“Mulher-Maravilha” pode encerrar maldição das super-heroínas em Hollywood

(dr) DC Entertainment / Warner Bros. Pictures

Mulher Maravilha: Gal Gadot, Wonder Woman (2017)

Mulher Maravilha: Gal Gadot, Wonder Woman (2017)

“Mulher-Maravilha” está a caminho de dar fim à maldição das super-heroínas em Hollywood, um gênero no qual Charlize Theron (“Aeon Flux”), Halle Berry (“Mulher-Gato”) e Jennifer Garner (“Elektra”) fracassaram, mas Gal Gadot parece ter chegado para triunfar.

Com arrecadação de US$ 11 milhões na noite de estreia nos Estados Unidos, tudo indica que o novo longa-metragem pode superar os US$ 100 milhões durante o fim de semana, muito acima dos prognósticos conservadores do estúdio Warner Bros., que esperava um faturamento entre US$ 65 milhões e US$ 75 milhões.
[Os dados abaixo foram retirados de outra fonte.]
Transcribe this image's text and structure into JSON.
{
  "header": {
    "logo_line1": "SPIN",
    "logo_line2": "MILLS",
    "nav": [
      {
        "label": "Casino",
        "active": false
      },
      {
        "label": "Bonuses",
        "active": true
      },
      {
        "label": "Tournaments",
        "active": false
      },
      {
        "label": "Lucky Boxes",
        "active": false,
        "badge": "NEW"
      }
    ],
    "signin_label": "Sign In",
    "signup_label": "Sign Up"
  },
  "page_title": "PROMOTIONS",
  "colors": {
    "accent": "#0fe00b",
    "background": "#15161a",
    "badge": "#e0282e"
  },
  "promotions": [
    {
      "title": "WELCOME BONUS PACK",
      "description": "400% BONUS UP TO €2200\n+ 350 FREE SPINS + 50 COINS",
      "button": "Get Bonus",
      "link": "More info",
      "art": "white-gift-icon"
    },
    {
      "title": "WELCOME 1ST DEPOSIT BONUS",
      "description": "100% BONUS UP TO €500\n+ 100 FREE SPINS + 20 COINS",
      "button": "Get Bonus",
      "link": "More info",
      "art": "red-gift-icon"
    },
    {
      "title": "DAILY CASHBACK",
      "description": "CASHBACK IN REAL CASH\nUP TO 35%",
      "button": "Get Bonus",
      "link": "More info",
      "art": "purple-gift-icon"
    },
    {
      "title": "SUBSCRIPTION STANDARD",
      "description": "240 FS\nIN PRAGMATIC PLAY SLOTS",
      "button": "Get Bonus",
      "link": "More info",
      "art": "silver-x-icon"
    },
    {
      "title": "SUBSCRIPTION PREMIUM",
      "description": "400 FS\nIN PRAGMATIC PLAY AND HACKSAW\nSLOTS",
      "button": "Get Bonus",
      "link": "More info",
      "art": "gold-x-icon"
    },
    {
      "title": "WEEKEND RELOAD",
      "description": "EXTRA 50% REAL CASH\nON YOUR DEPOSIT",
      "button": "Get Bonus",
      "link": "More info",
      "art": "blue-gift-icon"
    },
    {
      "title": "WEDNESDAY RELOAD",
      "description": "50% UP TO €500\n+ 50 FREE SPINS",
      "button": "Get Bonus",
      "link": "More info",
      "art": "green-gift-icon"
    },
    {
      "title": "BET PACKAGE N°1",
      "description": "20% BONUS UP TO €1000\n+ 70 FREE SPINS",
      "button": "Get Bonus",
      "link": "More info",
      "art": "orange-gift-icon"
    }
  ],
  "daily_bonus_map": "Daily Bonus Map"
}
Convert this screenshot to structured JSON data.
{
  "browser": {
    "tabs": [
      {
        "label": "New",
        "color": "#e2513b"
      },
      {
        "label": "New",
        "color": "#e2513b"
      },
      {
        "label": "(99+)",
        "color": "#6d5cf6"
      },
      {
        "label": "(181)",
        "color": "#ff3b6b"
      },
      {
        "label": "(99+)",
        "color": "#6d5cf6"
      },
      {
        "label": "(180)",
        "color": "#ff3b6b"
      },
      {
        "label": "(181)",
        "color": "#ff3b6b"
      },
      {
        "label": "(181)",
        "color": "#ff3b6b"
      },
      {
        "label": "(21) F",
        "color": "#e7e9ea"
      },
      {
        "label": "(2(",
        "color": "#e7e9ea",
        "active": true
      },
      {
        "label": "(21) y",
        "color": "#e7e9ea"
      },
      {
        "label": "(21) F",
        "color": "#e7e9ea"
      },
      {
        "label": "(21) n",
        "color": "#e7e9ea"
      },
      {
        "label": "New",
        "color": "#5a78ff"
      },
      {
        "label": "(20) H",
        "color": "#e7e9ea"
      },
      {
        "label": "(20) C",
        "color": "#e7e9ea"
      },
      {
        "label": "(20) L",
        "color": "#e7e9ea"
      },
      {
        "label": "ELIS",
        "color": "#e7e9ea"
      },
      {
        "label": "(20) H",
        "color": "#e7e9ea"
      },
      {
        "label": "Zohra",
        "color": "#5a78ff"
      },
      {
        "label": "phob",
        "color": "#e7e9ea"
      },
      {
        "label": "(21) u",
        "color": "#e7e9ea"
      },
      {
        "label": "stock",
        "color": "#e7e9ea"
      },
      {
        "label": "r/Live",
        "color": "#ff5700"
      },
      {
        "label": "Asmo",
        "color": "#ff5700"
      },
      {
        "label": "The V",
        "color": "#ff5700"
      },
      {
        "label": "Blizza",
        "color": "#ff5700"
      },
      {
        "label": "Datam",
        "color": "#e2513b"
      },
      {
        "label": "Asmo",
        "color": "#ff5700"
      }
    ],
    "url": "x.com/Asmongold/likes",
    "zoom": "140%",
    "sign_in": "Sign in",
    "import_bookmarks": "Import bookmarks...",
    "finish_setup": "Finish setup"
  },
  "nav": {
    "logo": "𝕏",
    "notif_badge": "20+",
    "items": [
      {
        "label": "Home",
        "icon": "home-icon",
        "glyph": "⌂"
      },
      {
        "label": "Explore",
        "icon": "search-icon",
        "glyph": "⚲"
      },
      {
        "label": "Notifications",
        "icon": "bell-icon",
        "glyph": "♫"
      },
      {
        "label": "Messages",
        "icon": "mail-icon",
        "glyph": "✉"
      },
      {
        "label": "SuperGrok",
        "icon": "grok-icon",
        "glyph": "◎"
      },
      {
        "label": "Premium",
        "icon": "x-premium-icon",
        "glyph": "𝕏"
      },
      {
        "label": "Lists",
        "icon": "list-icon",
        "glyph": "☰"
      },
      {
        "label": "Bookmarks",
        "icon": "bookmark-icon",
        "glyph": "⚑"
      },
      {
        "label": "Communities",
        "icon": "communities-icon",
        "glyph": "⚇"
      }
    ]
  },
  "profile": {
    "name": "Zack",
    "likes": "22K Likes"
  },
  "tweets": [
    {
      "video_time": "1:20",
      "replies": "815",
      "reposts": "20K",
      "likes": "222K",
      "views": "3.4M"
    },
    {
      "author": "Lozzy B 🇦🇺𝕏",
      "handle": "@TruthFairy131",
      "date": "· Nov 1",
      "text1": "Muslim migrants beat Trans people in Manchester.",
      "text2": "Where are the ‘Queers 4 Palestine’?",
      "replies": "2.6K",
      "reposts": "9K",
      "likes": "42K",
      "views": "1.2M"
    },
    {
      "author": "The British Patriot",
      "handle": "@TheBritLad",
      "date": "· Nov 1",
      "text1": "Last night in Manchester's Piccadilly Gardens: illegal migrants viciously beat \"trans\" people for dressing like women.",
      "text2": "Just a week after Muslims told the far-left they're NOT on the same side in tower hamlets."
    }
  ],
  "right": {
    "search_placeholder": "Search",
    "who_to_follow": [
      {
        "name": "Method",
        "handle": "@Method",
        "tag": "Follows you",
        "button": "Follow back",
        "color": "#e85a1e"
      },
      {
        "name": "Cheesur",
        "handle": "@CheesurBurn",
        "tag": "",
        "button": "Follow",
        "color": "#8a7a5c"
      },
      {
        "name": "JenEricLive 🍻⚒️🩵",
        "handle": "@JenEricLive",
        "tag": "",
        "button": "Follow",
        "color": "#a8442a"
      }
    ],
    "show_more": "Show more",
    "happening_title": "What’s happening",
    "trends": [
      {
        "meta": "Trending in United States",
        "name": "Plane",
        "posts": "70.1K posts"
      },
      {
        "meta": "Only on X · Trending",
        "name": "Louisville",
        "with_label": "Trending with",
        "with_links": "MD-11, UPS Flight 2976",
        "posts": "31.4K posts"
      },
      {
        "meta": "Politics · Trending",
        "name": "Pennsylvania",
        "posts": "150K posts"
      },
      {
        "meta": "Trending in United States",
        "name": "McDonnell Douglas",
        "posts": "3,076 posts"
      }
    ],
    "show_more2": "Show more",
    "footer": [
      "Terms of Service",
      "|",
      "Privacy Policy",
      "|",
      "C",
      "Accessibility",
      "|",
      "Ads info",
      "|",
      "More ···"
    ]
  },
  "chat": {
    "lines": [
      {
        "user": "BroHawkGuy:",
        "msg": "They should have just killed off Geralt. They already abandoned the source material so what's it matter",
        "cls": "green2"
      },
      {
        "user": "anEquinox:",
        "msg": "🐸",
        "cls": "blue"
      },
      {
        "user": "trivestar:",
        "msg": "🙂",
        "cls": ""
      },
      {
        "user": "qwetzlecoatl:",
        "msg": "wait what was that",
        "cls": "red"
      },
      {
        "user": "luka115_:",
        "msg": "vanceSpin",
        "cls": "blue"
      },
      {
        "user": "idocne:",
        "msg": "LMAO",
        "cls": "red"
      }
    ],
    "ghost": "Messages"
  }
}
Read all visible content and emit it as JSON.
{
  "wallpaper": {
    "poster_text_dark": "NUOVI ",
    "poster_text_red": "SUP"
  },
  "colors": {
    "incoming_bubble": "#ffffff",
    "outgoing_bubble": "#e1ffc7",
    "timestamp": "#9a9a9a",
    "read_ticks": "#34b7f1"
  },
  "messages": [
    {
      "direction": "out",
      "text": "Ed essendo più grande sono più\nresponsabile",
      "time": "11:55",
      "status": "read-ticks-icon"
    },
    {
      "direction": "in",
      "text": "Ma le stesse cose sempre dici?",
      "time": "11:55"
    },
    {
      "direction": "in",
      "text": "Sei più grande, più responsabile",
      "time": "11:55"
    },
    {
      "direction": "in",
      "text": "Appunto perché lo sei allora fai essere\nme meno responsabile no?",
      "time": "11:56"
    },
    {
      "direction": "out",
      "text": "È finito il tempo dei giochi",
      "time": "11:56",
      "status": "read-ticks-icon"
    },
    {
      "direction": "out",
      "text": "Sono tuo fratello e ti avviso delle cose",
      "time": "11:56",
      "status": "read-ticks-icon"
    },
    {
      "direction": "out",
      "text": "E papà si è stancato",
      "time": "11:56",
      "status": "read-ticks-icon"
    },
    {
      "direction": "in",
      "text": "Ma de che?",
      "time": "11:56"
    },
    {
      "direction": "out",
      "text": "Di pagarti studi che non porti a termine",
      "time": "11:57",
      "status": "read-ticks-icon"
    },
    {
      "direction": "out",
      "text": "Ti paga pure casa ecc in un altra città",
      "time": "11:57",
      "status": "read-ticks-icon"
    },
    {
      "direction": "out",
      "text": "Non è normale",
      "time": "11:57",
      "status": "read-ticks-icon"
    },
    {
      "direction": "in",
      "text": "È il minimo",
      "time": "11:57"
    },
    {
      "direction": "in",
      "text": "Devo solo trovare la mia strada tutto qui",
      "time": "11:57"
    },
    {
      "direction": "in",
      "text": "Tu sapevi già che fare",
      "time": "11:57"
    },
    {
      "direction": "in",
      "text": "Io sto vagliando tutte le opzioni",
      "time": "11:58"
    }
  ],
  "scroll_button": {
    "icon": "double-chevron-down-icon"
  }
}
Se a projeção se confirmar, esta será a melhor estreia da história para um filme dirigido por uma mulher, neste caso Patty Jenkins. A melhor marca para uma diretora até o momento pertence a Sam Taylor-Johnson com “Cinquenta Tons de Cinza”, que estreou com US$ 93 milhões em 2015.

Jenkins, que se afastou de “Thor: O Mundo Sombrio” por diferenças criativas com a Marvel, foi a pessoa que levou Charlize Theron a conquistar o Oscar de melhor atriz em 2004 pelo papel em “Monster: Desejo Assassino”.

A carreira de Jenkins, quase totalmente dedicada à televisão, tem como pontos altos a direção de episódios de séries como “Arrested Development”, “Entourage”, “The Killing” e “Betrayal”.

No entanto, a diretora chegou a “Mulher-Maravilha” depois que outra mulher, Michelle MacLaren (conhecida pelo trabalho em séries como “Breaking Bad” e “Game of Thrones) desistiu do projeto por não concordar com a visão que o estúdio tinha sobre o tipo de filme a ser feito.

Protagonizado por Gal Gadot, Chris Pine e Robin Wright, “Mulher-Maravilha” conta a origem da super-heroína desde que era conhecida simplesmente como Diana, princesa da ilha paradisíaca de Themyscira, onde começa o treinamento para se tornar uma poderosa amazona.

No entanto, Diana encontra um piloto de avião que a conta sobre um conflito bélico que está ocorrendo no mundo e decide abandonar a ilha para lutar ao lado dos Aliados na I Guerra Mundial.

O filme foi bastante elogiado pela crítica, após a fria recepção de “Batman vs Superman: A Origem da Justiça” e “Esquadrão Suicida”, as apostas anteriores do Universo Estendido da Warner sobre os personagens da DC Comics.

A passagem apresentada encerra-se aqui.